Der Arzt erschien wieder in seinem Blickfeld. Jetzt, da Stahnke zunehmend klarer sah, erschien ihm die Ähnlichkeit mit Paul Hinderks nicht mehr ganz so groß. Und der Mediziner selbst nicht mehr so unbekannt. »Doktor Mergner!«, stieß er hervor. »Seit wann kümmern Sie sich um die Lebenden?«
»Nun ja, auch meine Kunden haben alle irgendwann mal gelebt«, hauchte der Pathologe mit seiner Geisterstimme. Sein Kittel umbauschte seinen grätenhaften Körper wie morgendlicher Seenebel. »Ich muss gestehen, dass ich für einen Moment mit dem Gedanken geliebäugelt habe, auch Ihre opulenten Überreste auf meinen Tisch zu bekommen. Aber so weit ist es noch nicht. Tatsächlich bin ich wegen des eigentlichen Opfers besagter Explosion hier im Haus.«
Wieder schob sich das Gesicht von Paul Hinderks vor das von Doktor Mergner. Stahnke blinzelte; anscheinend zirkulierte noch allerhand Chemisches durch seine Adern.
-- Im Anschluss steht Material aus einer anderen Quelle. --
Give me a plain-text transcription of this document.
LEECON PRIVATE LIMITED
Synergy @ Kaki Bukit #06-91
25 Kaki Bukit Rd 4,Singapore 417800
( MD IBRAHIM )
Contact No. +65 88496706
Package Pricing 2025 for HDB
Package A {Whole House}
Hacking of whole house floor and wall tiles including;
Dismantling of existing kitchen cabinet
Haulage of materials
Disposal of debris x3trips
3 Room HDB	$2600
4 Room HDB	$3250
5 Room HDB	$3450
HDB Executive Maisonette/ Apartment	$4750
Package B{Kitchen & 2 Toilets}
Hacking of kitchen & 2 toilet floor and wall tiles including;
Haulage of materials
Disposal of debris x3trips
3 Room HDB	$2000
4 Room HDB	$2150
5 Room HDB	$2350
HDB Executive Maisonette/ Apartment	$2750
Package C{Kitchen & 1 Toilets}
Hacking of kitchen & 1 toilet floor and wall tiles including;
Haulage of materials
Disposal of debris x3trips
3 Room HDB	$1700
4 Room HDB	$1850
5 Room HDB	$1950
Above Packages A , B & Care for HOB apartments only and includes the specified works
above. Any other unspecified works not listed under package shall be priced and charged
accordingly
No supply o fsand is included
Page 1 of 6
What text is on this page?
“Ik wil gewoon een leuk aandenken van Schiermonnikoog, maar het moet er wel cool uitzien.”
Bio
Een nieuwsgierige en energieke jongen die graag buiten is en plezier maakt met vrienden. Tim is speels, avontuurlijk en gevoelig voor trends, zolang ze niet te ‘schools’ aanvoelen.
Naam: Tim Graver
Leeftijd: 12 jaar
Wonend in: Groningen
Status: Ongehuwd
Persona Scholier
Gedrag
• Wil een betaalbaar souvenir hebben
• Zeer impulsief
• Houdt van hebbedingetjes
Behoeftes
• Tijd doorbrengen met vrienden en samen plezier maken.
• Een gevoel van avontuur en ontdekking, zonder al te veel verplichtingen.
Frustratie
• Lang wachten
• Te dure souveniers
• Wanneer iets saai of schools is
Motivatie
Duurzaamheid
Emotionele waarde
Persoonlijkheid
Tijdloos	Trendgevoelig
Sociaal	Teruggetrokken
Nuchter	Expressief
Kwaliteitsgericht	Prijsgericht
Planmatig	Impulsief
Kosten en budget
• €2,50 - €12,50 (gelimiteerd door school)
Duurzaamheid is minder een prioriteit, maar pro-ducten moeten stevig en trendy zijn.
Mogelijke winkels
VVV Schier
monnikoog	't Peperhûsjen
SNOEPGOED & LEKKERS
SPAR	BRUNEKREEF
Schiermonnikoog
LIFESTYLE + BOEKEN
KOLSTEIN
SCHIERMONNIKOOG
Kramer gab seinem Vorgesetzten einen Schluck zu trinken, was dieser dankbar annahm. Sogar aus einem Schnabelbecher.
»Was ist mit Hinderks?«, fragte Stahnke. Selbst das lautere Sprechen bereitete ihm Schmerzen in der Brust.
»Falsche Zeit, falscher Ort«, hauchte Doktor Mergner. »Es hat ihn buchstäblich zerrissen. Als Organspender kommt er definitiv nicht mehr infrage. Schade eigentlich, er besaß einen Spenderausweis.«
Stahnke schloss die Augen. So aber sah er Hinderks’ Kopf erst recht vorbeifliegen. Schnell öffnete er sie wieder.
»Die Bombe war in einem Heizlüfter versteckt«, berichtete Kramer; Stahnke war dankbar für dessen unpersönlichen Tonfall. »Größeres Modell, sorgfältig entkernt. Hinderks hat gemerkt, dass das Gerät dort nicht hingehörte, wo es stand. Die Explosion muss erfolgt sein, als er sich gerade darüber beugte.«
Im Hintergrund warf Doktor Mergner lautlos beide Arme hoch und zur Seite, eine Detonation andeutend. Gegen seinen Willen musste Stahnke lachen; der Schmerz in seinem Brustkorb verstärkte sich um ein Vielfaches.